How Heretic Forks Became One Of The Cruelest Punishments Of All Time

In medieval times, various torture devices were used as punishments or to get confessions from prisoners. The most common ones include the rack, flaying, and rat torture, but there was one device specifically used for heretics. During the Spanish Inquisition, there was a widespread hunt for those who practiced religions other than Catholicism. According to History, Muslims, Jews, and Protestants were persecuted for their beliefs and tortured for their heresy.

At that time, inquisitors would visit different places and seek out non-Catholics to allow them to admit being heretics. Those who confessed would have to endure different types of torture as a form of punishment. The accused who did not confess were tortured and then executed, but many were also victims of false accusations. Abuse of power was common in those days, and even some of those who confessed to being heretics were executed via burning at the stake or other means. Either way, once a person was accused — wrongfully or not — torture would soon follow.
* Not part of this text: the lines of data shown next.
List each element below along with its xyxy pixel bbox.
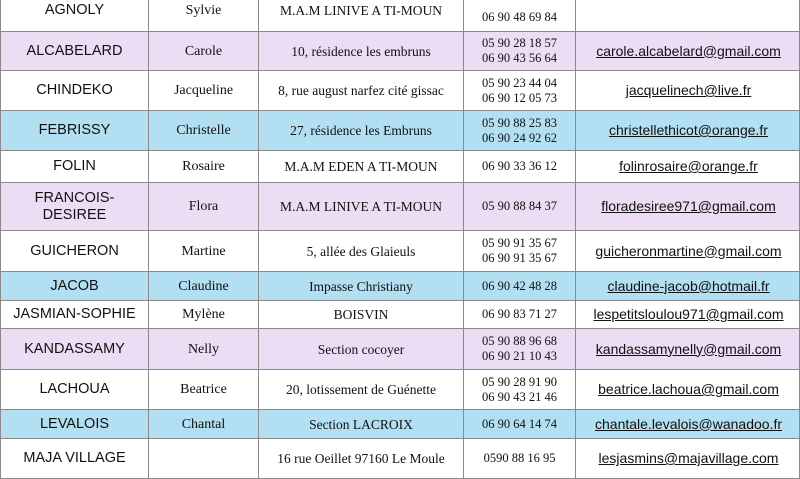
email-link[interactable]: folinrosaire@orange.fr bbox=[619, 158, 758, 174]
telephone-number: 05 90 23 44 04 bbox=[482, 75, 557, 90]
adresse-cell: 8, rue august narfez cité gissac bbox=[259, 71, 464, 110]
nom-cell bbox=[1, 329, 149, 369]
email-link[interactable]: guicheronmartine@gmail.com bbox=[595, 242, 782, 259]
adresse-cell: M.A.M LINIVE A TI-MOUN bbox=[259, 0, 464, 31]
nom-cell bbox=[1, 231, 149, 271]
telephone-cell bbox=[464, 0, 576, 31]
adresse-cell: Section cocoyer bbox=[259, 329, 464, 369]
prenom-cell: Martine bbox=[149, 231, 259, 271]
prenom-cell: Christelle bbox=[149, 111, 259, 150]
telephone-number: 05 90 88 84 37 bbox=[482, 199, 557, 213]
adresse-cell: 27, résidence les Embruns bbox=[259, 111, 464, 150]
telephone-cell bbox=[464, 301, 576, 328]
telephone-cell bbox=[464, 410, 576, 438]
telephone-cell bbox=[464, 111, 576, 150]
telephone-cell bbox=[464, 272, 576, 300]
table-row bbox=[0, 329, 800, 370]
telephone-number: 05 90 88 25 83 bbox=[482, 115, 557, 130]
prenom-cell: Flora bbox=[149, 183, 259, 230]
adresse-cell: 5, allée des Glaieuls bbox=[259, 231, 464, 271]
telephone-cell bbox=[464, 183, 576, 230]
telephone-cell bbox=[464, 370, 576, 409]
prenom-cell: Jacqueline bbox=[149, 71, 259, 110]
prenom-cell: Rosaire bbox=[149, 151, 259, 182]
nom-cell bbox=[1, 151, 149, 182]
nom-line: LACHOUA bbox=[39, 381, 110, 397]
telephone-number: 06 90 43 56 64 bbox=[482, 51, 557, 65]
table-row bbox=[0, 151, 800, 183]
telephone-number bbox=[518, 0, 521, 10]
telephone-number: 06 90 24 92 62 bbox=[482, 130, 557, 145]
email-link[interactable]: floradesiree971@gmail.com bbox=[601, 198, 776, 214]
nom-line: MAJA VILLAGE bbox=[23, 450, 126, 466]
prenom-cell: Nelly bbox=[149, 329, 259, 369]
prenom-cell: Sylvie bbox=[149, 0, 259, 31]
table-row bbox=[0, 71, 800, 111]
adresse-cell: Impasse Christiany bbox=[259, 272, 464, 300]
email-cell bbox=[576, 71, 800, 110]
adresse-cell: BOISVIN bbox=[259, 301, 464, 328]
telephone-cell bbox=[464, 151, 576, 182]
email-cell bbox=[576, 111, 800, 150]
email-cell bbox=[576, 272, 800, 300]
nom-line: CHINDEKO bbox=[36, 82, 113, 98]
telephone-cell bbox=[464, 439, 576, 478]
adresse-cell: Section LACROIX bbox=[259, 410, 464, 438]
prenom-cell: Mylène bbox=[149, 301, 259, 328]
telephone-number: 06 90 21 10 43 bbox=[482, 349, 557, 363]
telephone-number: 05 90 91 35 67 bbox=[482, 236, 557, 250]
nom-cell bbox=[1, 71, 149, 110]
email-cell bbox=[576, 439, 800, 478]
telephone-number: 06 90 83 71 27 bbox=[482, 307, 557, 321]
email-link[interactable]: jacquelinech@live.fr bbox=[625, 82, 752, 98]
table-row bbox=[0, 183, 800, 231]
telephone-number: 05 90 28 18 57 bbox=[482, 36, 557, 50]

How does the heretic's fork work?

The heretic’s fork is a leather belt that is secured snugly on the neck. Attached to it are two sharp prongs, with one pointing to the wearer’s throat and the other pointing just above the sternum. Although the device looks simple, having it on will cause extreme and continuous pain to the wearer, per Torture Museum. Keeping the head in a steady position will prevent the tips of the prongs from piercing the skin, but of course, a person can only hold one position for so long before getting tired.

It is said that those who wore the heretic’s fork threw their heads back to the skies as if looking up at the heavens to avoid being pierced by the sharp ends of the prongs. But the lengths of its prongs were made in such a way that those who resorted to killing themselves rather than enduring the torture wouldn’t die immediately. Instead, once they were pierced, they would go through a long torturous death by bleeding out of their wounds. According to Medievality, the heretic’s fork was typically used to get a confession, but it was sometimes used after a confession to prevent the heretic from speaking further.